Quels sont vos retours sur les
négociations sur le terrain ?
EDF a eu une démarche très intéressante
sur le sujet. Cela a bien montré qu'il
faut relancer l'ascenseur interne et le
recrutement externe. Cependant, d'une manière générale, on a peu de
négociations dans les branches et les entreprises. Celles qui existent ne
débouchent pas toujours sur des signatures de la CGT.
Quels sont les freins ?
La gestion prévisionnelle des emplois et des compétences devrait être liée
aux prévisions de formations. Les textes imposent à l'employeur de livrer
aux représentants des salariés des informations sur ce qu'il envisage de
faire de l'entreprise. Cela doit amener une délibération sur l'évolution
des effectifs et des formations. Dans les faits, les dirigeants ne veulent
jamais dire vers quoi ils veulent amener l'entreprise. Leurs stratégies sont
occultes et décidées dans des réunions de détenteurs des capitaux.
Les 4 000 euros versés aux entreprises sont-ils suffisants ?
On aurait préféré un dispositif d'accompagnement sans aide financière.

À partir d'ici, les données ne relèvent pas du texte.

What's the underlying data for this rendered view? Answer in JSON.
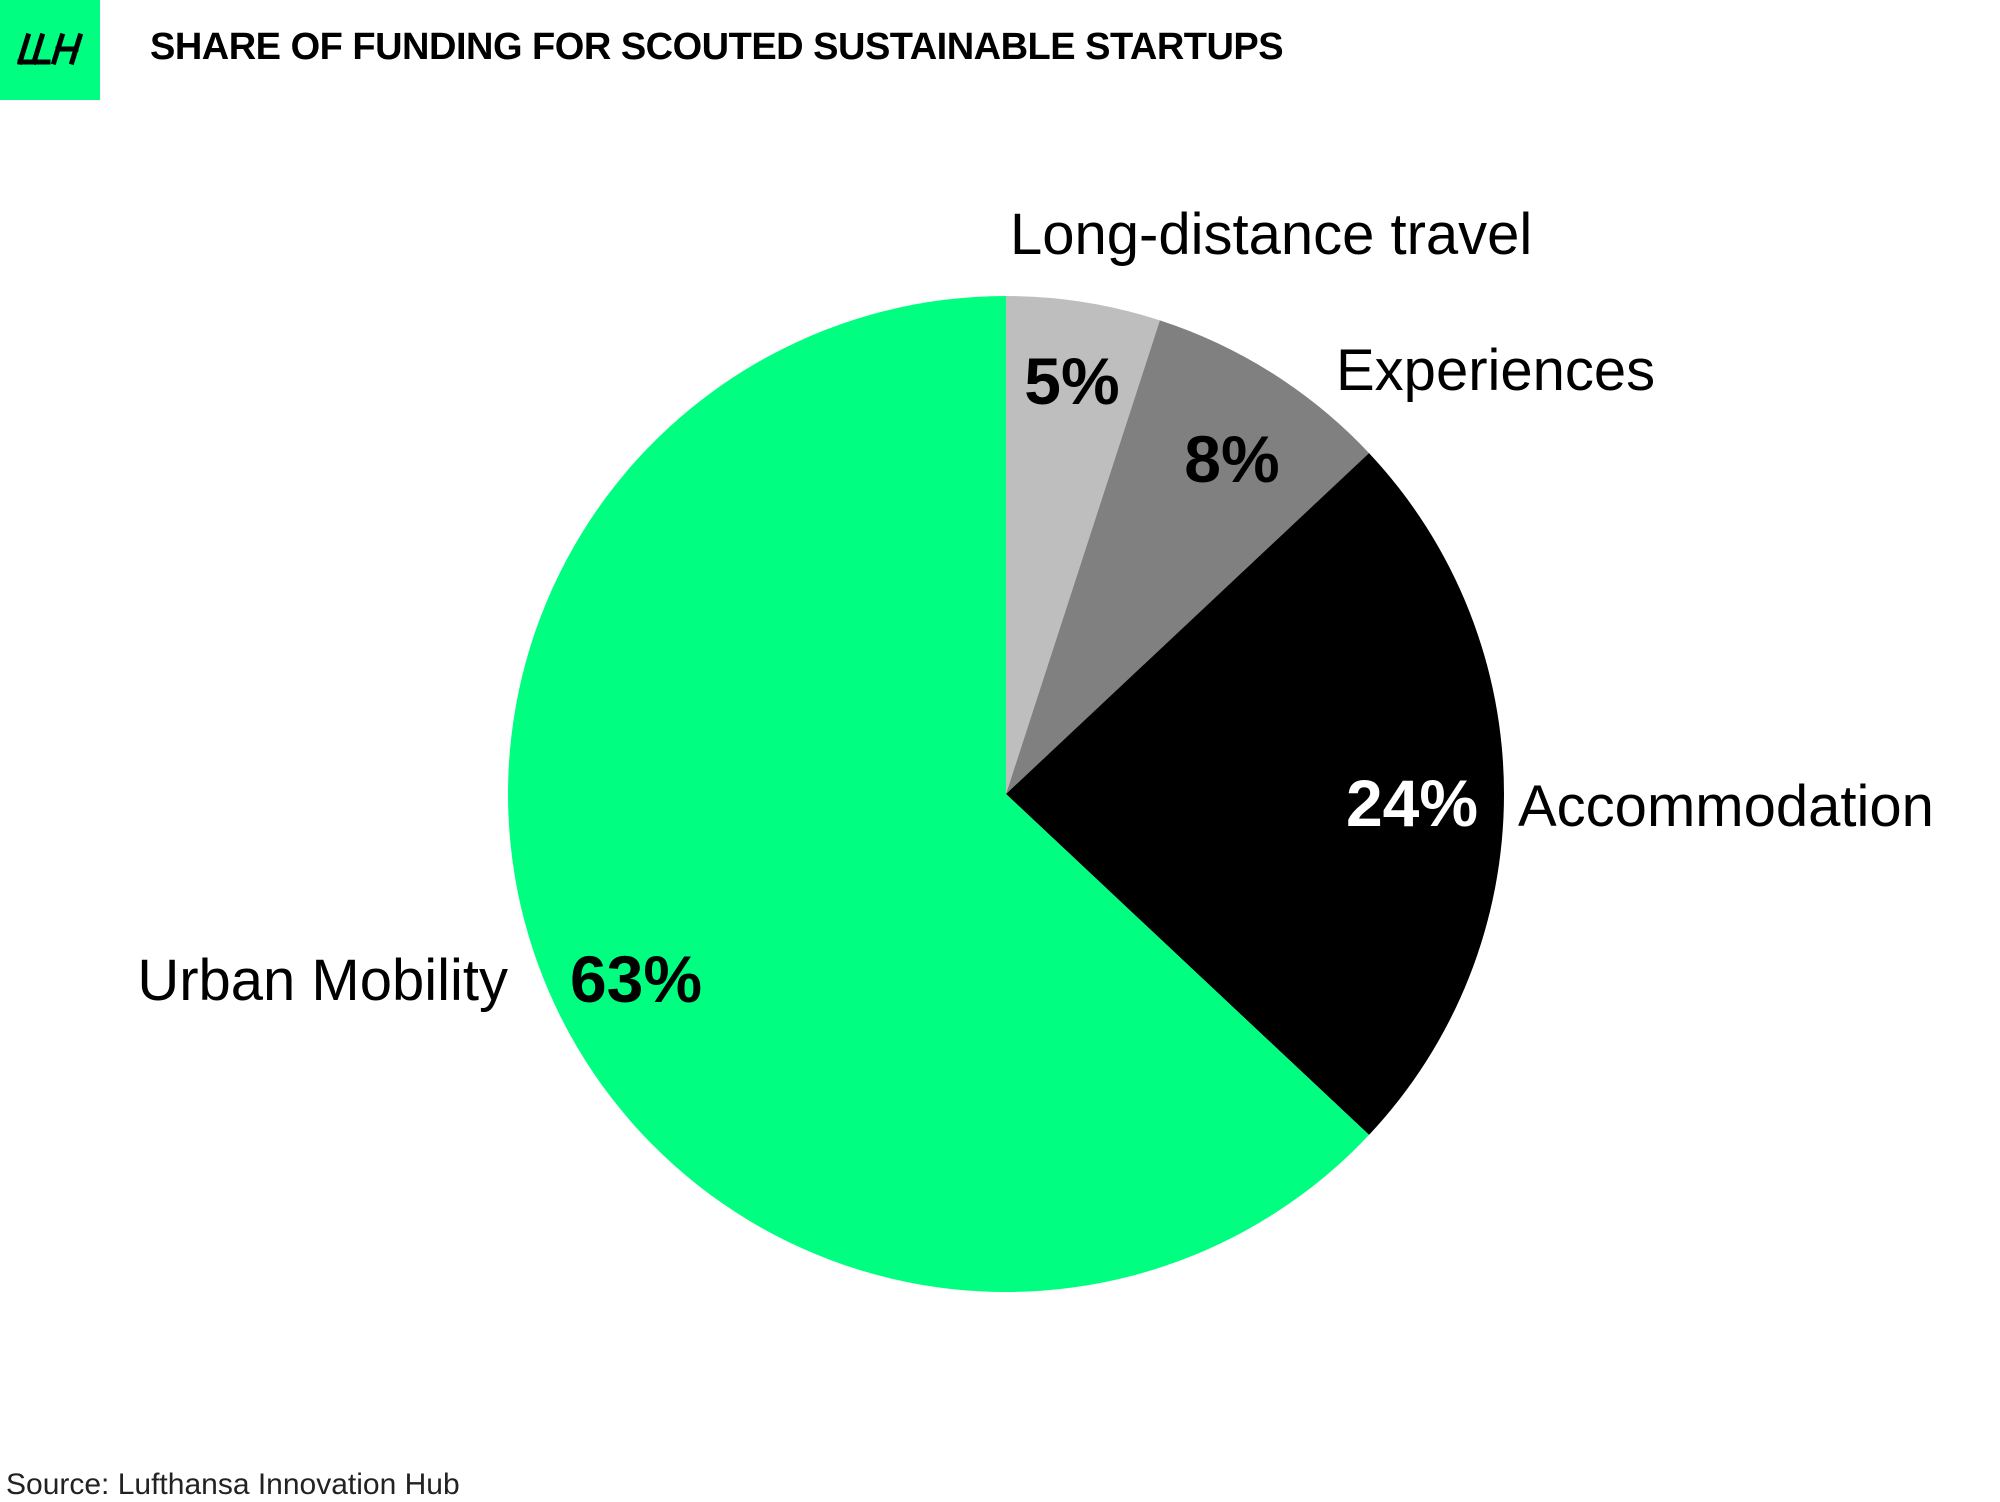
{
  "brand": {
    "logo_text": "LH",
    "accent_color": "#00FF80"
  },
  "source": "Source: Lufthansa Innovation Hub",
  "chart_data": {
    "type": "pie",
    "title": "SHARE OF FUNDING FOR SCOUTED SUSTAINABLE STARTUPS",
    "start": "12 o'clock",
    "direction": "clockwise",
    "slices": [
      {
        "label": "Long-distance travel",
        "value": 5,
        "value_label": "5%",
        "color": "#BEBEBE",
        "text_color": "#000000"
      },
      {
        "label": "Experiences",
        "value": 8,
        "value_label": "8%",
        "color": "#808080",
        "text_color": "#000000"
      },
      {
        "label": "Accommodation",
        "value": 24,
        "value_label": "24%",
        "color": "#000000",
        "text_color": "#FFFFFF"
      },
      {
        "label": "Urban Mobility",
        "value": 63,
        "value_label": "63%",
        "color": "#00FF80",
        "text_color": "#000000"
      }
    ]
  }
}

Dans une entreprise normale, ce n'est pas une aide qui détermine les
embauches. Ce sont les besoins de production, et donc, en face, le niveau
de consommation. Des millions d'euros sont distribués à travers de telles
aides à l'embauche, mais nous pensons qu'ils seraient plus efficaces
ailleurs. On sait que certaines embauches ont été gelées jusqu'à ce que
l'aide soit mise en place et que ces 4 000 euros vont directement dans la
marge des entreprises. Les politiques distribuent de l'argent, et à force, il
n'y a des créations d'emplois (ou du maintien) que quand il y a des aides.
Ces aides sont un leurre !
Est-ce une bonne stratégie de ne pas cibler les jeunes les plus
éloignés de l'emploi ?
Comment déterminer s'ils le sont ? On prend les jeunes pour des haricots
rangés dans trois catégories : extra fins, fins et gros. En réalité, on ne se
base que sur le niveau scolaire alors qu'on peut avoir des jeunes sans
diplôme et très intelligents, avec une bonne dynamique d'esprit et une
bonne capacité d'adaptation. Je trouve cela très bien de ne pas classifier
ces jeunes et ainsi d'ouvrir le dispositif à toute une partie de la population
située dans des zones grises.
Fallait-il instaurer des formations obligatoires pour les jeunes ?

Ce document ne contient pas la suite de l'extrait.